Lei Ficha-limpa

A principal razão para eu não ter assinado o abaixo-assinado pela Lei Ficha-limpa foi um engano. Eu julgava a lei por uma versão inicial, em que a mera denúncia seria suficiente para vetar a candidatura. Essa proposta é tão absurda que não poderia apoiá-la. Posteriormente, descobri que a lei havia evoluído um tanto: agora é necessária ao menos uma condenação por mais de um juiz, a partir de uma denúncia de um Ministério Público.

A proposta, porém, ainda assim era polêmica. Por exemplo, a lei poderia ferir o princípio da presunção de inocência. Os defensores da lei argumentaram que o princípio vale para o Direito Penal, mas não para o Direito Eleitoral. Não posso julgar a validade desses argumentos. Para mim, é claro que o candidato pode perder um direito sem ser condenado, mas há dispositivos semelhantes em outros contextos, como a reputação ilibada exigida dos ministros do Supremo Tribunal de Justiça. Deixo o julgamento para tribunais superiores, que, creio, podem até vetar a lei, se for realmente inconstitucional.

Nota-se também que a lei pode ser injusta, ao punir o político menor deixando passar o “peixe grande”. Seria talvez até pesada demais, punindo desvios catalogados mas menores. De fato, ocorrem tais casos. Entretanto, o rigor não é, necessariamente, mau negócio. Vários apoiadores da lei têm em mente os políticos suspeitos mais poderosos, mas não é razoável que não se cometam pequenas diabrites também.

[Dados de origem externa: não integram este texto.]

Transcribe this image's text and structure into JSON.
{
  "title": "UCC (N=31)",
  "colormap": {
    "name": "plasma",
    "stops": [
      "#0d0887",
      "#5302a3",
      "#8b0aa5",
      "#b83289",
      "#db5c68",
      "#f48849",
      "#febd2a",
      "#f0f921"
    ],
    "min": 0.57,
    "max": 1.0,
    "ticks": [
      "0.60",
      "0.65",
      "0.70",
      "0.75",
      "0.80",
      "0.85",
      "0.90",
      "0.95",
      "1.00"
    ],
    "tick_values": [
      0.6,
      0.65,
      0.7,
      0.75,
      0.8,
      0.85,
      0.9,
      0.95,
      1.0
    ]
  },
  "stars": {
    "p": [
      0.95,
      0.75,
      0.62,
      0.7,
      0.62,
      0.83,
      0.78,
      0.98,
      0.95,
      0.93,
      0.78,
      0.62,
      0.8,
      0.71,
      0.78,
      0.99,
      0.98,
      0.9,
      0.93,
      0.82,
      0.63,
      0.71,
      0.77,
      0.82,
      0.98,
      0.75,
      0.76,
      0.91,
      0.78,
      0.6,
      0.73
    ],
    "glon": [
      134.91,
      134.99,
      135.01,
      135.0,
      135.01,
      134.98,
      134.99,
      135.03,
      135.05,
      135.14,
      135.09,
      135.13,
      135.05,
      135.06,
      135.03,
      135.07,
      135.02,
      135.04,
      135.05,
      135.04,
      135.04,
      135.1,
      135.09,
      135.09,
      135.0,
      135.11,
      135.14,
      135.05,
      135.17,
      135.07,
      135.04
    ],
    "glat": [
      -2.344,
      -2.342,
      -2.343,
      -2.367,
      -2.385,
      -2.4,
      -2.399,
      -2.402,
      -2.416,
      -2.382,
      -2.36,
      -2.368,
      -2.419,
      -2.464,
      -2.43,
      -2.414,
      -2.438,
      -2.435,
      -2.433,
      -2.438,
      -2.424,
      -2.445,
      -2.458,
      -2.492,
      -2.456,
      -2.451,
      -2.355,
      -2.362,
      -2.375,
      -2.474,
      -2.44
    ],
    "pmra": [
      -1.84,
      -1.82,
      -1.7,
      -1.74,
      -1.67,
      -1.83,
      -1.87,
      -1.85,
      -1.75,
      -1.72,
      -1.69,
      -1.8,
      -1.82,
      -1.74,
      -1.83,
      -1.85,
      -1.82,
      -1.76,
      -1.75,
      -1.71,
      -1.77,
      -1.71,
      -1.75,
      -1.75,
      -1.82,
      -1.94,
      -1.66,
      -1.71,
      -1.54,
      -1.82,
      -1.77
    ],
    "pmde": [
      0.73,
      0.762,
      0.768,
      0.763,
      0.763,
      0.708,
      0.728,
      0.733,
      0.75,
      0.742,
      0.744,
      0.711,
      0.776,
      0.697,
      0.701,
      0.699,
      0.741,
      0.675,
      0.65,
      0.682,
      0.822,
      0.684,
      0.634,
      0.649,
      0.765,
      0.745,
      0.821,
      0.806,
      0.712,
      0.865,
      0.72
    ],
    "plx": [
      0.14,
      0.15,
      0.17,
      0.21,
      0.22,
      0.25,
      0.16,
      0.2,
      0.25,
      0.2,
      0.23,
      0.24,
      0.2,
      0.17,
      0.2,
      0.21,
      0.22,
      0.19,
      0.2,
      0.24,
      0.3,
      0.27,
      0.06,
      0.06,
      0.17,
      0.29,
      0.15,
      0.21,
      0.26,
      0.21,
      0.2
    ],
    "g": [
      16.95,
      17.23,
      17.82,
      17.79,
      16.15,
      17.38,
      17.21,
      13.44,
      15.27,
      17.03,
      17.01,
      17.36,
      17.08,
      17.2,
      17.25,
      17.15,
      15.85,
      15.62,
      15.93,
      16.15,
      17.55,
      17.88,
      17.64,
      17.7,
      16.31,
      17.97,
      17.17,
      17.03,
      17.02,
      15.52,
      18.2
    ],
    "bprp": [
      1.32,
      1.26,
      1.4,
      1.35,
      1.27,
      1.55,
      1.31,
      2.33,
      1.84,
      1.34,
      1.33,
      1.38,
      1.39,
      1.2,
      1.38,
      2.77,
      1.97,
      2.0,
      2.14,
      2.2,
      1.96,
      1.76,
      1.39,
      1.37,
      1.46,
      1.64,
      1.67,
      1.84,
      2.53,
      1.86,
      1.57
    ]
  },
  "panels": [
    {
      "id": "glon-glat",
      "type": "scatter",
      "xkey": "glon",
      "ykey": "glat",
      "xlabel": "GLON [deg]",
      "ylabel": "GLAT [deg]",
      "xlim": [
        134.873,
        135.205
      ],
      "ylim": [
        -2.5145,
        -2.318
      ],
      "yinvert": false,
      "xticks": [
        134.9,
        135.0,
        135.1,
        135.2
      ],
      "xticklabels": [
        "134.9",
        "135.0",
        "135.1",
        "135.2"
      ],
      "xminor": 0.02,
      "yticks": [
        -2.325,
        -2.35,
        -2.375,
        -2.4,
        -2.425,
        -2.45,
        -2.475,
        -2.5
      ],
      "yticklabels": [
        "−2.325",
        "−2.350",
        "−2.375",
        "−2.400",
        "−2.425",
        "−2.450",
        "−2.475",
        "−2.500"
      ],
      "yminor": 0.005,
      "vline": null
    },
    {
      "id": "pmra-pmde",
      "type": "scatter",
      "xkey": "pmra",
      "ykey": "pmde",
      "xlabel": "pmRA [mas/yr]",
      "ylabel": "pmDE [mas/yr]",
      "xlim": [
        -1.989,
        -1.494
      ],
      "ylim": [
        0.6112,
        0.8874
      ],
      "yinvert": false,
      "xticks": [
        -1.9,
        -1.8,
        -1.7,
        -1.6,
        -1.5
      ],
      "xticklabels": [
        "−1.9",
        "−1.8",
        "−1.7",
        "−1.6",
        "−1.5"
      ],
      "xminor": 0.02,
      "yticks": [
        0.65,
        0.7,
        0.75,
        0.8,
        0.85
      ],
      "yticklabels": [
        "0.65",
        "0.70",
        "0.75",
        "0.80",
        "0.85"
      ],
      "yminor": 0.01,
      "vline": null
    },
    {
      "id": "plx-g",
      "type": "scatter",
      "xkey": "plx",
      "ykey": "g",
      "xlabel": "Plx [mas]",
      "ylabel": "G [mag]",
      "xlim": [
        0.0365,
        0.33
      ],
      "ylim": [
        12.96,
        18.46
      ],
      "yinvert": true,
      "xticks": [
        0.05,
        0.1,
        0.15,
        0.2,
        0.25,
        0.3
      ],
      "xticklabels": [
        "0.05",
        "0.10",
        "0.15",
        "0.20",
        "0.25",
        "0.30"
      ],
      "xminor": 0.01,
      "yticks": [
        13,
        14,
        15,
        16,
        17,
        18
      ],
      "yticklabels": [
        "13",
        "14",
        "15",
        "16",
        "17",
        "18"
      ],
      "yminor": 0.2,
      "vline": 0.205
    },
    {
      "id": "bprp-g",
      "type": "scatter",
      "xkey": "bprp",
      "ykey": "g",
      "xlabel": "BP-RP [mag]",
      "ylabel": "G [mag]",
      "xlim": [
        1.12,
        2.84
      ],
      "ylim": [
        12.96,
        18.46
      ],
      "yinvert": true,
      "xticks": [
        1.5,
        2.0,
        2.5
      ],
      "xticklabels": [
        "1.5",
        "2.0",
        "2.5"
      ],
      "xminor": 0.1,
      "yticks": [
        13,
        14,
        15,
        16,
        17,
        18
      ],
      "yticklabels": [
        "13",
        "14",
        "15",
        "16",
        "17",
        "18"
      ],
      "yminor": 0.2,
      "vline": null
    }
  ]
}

Assim, achei interessante a aprovação da lei. É resultado de uma mobilização realmente popular – que seja rotulada de medioclassista, pois classe média também é povo. Ataca um problema que existe de fato, que é o entricheiramento de criminosos na política. Ademais, mesmo que não venha a ser uma boa solução, é um atendimento razoável a um pedido muito justo: não ser governado por criminosos.

Entretanto, ainda assim eu não assinaria o abaixo-assinado. Primeiro, porque não é assim que eu quero a mudança. Vetam-se certos políticos mas é difícil construir e posicionar lideranças que os substituam, o que é mais importante. A lei está associada – embora não dependa logicamente de – uma visão que tende a piorar essa situação: a ideia de que a política é intriscecamente ruim, que pensar em política é ruim, e que o pensamento crítico em política é sempre a oposição a todos os lados e opiniões. Quase todo mundo que conheço que apoiou o projeto pensa mais ou menos assim. Esse pensamento é muito pernicioso. A lei não depende deste pensamento, nem está inequivocamente ligado a ele, mas foi nutrida nesse ambiente, o que me incomoda.

Além disso, o político desonesto mas hábil pode esquivar-se, mas o pequeno opositor pode, sim, ser vítima injustiçada da lei. Pior ainda é lei se tornar uma arma do transgressor que inspirou a lei. Isso não só não é impossível como já aconteceu em outras situações. Eu me preocupo muito mais em ter um bom candidato em que posso votar que em vetar um mau candidato. Pior que deixar passar um mau político é reter um bom candidato.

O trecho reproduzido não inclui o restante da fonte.